The Pruitt-Igoe Myth starts in a haunting setting all too familiar to residents of some Rust Belt cities: a wide stretch of mature trees and wild undergrowth right in the heart of a once-thriving downtown. On that spot back in 1952, the city of St. Louis cleared out a swath of decrepit housing to make room for an ambitious project. Over the next few years, some 33 modernist high-rise buildings (designed by the World Trade Center architect Minoru Yamasaki) sprung up on a wide, 57-acre plain just a few blocks away from the downtown's central district. The response of one of the residents interviewed by Freidrichs appears to be somewhat typical of the poor families who started moving in: "It was like an oasis in the desert."
What makes Freidrichs's interviews so compelling is how they reside at such a stark, 90-degree angle to the received history of the project and its downfall. Conceived as a revolutionary approach to modernizing the city's downtown, relieving overcrowding, and avoiding the inevitable slum lords and unsanitary conditions prevalent in poorer neighborhoods, Pruitt-Igoe seemed like a dream come true to many of its new residents. Person after person sighs into Freidrichs's camera, recalling the way that the buildings were lit up like giant Christmas trees during the holidays, the close and neighborly feel of the place, and the penthouse-like glamour of the higher-floor apartments.
The tragedy of this film lies in how quickly that dream of decent and affordable housing for the city's poor unraveled. As Freidrichs shows with a woeful sense of the poetic (illustrated by a rich mix of archival footage), it was doomed from the start. In a particularly short-sighted move, the local government had approved the building of Pruitt-Igoe, but didn't think to appropriate funds for its upkeep (much like, as Ken Burns showed in his 2009 documentary series, The National Parks, Washington set up the national park system but took years to bother finding the money to maintain them). One particularly harebrained housing authority policy prohibited able-bodied men from inhabiting apartments of residents on welfare; essentially dynamiting the project's family structure. In short order, elevators stopped working, broken windows weren't fixed, and a bleak air settled about the place, followed by the inevitable lawlessness and what one resident termed "a prison environment."
At the same time, larger forces were at work that hastened the project's collapse. Even though Pruitt-Igoe had been built in part to handle the density of the city's population, by the time it was completed, people were leaving downtown in droves for the suburbs - a nationwide shift that was particularly prevalent in St. Louis.
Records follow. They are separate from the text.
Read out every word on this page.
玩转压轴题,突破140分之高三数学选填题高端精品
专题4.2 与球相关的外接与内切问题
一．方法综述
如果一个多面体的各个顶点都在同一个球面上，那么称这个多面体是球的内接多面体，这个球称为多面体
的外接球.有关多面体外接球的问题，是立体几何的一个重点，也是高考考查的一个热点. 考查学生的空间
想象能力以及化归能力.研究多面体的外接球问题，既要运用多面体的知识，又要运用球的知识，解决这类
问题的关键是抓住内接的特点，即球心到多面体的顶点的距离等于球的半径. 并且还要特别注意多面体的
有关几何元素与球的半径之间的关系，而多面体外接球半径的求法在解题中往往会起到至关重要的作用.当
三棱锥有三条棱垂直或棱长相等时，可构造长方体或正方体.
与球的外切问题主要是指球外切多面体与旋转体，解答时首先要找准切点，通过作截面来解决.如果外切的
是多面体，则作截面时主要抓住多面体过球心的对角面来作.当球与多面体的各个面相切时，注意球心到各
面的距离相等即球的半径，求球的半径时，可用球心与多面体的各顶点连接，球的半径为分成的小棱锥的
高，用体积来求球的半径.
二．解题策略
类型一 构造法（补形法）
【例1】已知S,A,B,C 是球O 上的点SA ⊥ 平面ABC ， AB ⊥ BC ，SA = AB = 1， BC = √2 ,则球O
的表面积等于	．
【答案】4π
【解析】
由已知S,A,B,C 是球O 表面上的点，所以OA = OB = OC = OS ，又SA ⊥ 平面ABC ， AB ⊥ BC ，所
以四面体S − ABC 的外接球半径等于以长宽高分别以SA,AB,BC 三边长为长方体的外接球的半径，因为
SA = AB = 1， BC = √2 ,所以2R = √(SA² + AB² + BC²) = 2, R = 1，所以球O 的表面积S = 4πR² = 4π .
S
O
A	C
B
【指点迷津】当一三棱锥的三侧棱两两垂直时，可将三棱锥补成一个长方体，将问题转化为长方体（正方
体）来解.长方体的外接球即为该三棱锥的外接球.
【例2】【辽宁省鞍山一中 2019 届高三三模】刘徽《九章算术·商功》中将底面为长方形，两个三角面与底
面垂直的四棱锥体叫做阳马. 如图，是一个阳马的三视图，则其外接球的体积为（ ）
This outward flow of population was generated not just by what the film terms "a national pro-suburban policy" (new highways and federal loan programs that made buying a suburban house cheaper than renting in the city) but also the harsh realities of racial politics in a divided city. The Great Migration of working-class blacks from the South to cities like St. Louis in the postwar years had been drawn by the promise of readily available manufacturing jobs. Just in time for Pruitt-Igoe to be finished, those factories were either closing down or moving out of downtown.
The "myth" that Freidrichs talks about is what the 1972 demolition of the utterly decrepit Pruitt-Igoe complex (largely uninhabited for several years prior) is supposed to represent. In that version of the story, related in often racially-tinged tones by locals, the national media, and urban renewal professionals, the residents were at fault for not keeping their buildings in shape. The more nuanced view put forward by the urban historians and residents in Freidrichs's film is that the complex and its residents were actually collateral damage in a wider postwar onslaught on the cores of many American cities. Surveying the wreck of poor planning and class and racial divisions that hampered this "emptying city," the film argues that what happened to St. Louis was in fact "a slow-motion Katrina." And just as many critics couldn't understand why people wanted to return to the poor neighborhoods of New Orleans after the hurricane, so too those who wrote off the residents of Pruitt-Igoe won't understand their often warm memories of the place. Sometimes home is where the malfunctioning elevator is.